En definitiva, los números y los signos matemáticos forman una lengua (en cierto modo dentro de otra lengua, pero con valor de sistema completo e independiente) algo que podríamos llamar un subsistema o, con el mismo derecho, un suprasistema. Así lo prueba el hecho de que el total del simbolismo matemático es entendible en la escritura por cualquier especialista de esa materia, aunque no hable la lengua del que lo ha escrito.

Por eso es tan importante hablar y tan conveniente hablar bien, que no consiste en saber lingüística, sino en manejar bien lengua y pensamiento

La matemática es la lengua de los números, las cantidades y las magnitudes, es la lengua de los matemáticos lo mismo que el español es la lengua de los españoles, el chino la de los chinos y el griego la de los griegos. Todas ellas son sistemas de signos o unidades que, unas al lado de otras, van formando cadenas de unidades más grandes y complejas mediante las cuales expresamos lo que pensamos, vemos o sentimos. Queremos exteriorizarlo y, mediante la lengua, lo convertimos en mensaje.

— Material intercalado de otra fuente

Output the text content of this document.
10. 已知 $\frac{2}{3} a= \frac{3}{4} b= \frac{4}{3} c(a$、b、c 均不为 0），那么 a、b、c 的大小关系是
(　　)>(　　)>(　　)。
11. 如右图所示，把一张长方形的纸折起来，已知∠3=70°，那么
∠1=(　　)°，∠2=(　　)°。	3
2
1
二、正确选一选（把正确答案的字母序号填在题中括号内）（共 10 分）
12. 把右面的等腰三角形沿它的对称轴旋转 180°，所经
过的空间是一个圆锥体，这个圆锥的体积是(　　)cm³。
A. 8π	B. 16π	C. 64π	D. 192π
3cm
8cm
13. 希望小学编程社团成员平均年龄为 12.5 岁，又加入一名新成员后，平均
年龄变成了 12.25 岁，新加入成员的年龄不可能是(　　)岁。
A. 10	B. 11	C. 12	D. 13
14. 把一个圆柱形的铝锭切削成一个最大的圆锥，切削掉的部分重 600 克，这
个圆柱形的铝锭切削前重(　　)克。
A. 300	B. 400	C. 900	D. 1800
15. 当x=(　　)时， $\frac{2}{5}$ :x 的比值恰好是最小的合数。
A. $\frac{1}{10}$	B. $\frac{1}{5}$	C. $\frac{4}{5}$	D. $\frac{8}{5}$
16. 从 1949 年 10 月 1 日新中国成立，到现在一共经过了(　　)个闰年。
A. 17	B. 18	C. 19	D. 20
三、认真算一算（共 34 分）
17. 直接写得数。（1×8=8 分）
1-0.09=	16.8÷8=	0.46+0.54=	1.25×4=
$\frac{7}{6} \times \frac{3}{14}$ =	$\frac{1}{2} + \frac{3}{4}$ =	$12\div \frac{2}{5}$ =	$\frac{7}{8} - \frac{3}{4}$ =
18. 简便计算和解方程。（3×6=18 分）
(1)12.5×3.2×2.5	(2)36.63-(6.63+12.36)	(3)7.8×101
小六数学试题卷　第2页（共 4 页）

Un mensaje no es más que una cadena de significante que evocan en nuestra mente significados.

Esas partes o unidades con que construimos las lenguas solemos reconocerlas por sus formas, por eso a su estudio (al estudio de las formas) lo llamamos morfología (= lógica de las formas). Refiriéndonos ahora ya sólo a las lenguas naturales, que son las que nos ocupan, y partiendo de este criterio morfológico, establecemos dos clases de palabras o partes de la oración bien diferenciadas: las variables (nombres, artículos, pronombres y adjetivos) que cambian su forma (mediante desinencias o morfemas) para expresar variaciones de género o número (en los verbos, también de tiempo y persona) e invariables que carecen de esa posibilidad de expresar los llamados accidentes gramaticales con morfemas o desinencias (adverbios, preposiciones, conjunciones e interjecciones).

Con saber eso y poco más, puede ser suficiente para escribir con gracia, acierto y buen estilo, porque lo importante no es la gramática estudiada que sepamos, sino la reflexión personal sobre la lengua que usamos y los modelos de habla o literarios que nos han servido para aprenderla en vivo, oyendo y leyendo con atención.

Cabe aquí el atrevimiento de plantear un asunto que puede ser delicado, pues toca intereses de clase siempre difíciles de tratar: Hay quien estima, no sin razón, que la introducción del estructuralismo, el generativismo y otros “ismos” de carácter filosófico o científico, a veces excesivamente especulativos, han desplazado de su lugar en la enseñanza a la gramática tradicional, que es la que presidió el quehacer de nuestros mejores escritores anteriores a estas corrientes. Quienes piensan así, consideran que no es la teoría lingüística la que hace maestros del buen decir, sino los modelos imitables, la lectura y la recta educación del bien pensar. Consecuentemente, muchos se quejan del desplazamiento que la gramática tradicional ha sufrido en pro de corrientes modernas de dudosa aplicación práctica.

Todo debería estar regido por el mismo sentido común que dirige el razonamiento cuando pensamos. Pero intervienen a veces avatares tan diversos que se hace ley o decisión oficial lo menos conveniente y no se respeta ese razonamiento que se expresa y respeta cuando hablamos para hacernos entender, sino otro muy avieso al servicio de intereses inconfesables.

Desde que el primer ser humano dio el primer grito percatándose de que aquello tenía sentido porque expresaba lo que quería decir y quien lo oía entendía lo que ocurría, sabemos hablar. Construyendo lengua, hemos llegado a la poesía, al teatro, a las ciencias: hemos desarrollado el pensamiento. Por eso es tan importante hablar y tan conveniente hablar bien, que no consiste en saber lingüística, sino en manejar bien lengua y pensamiento.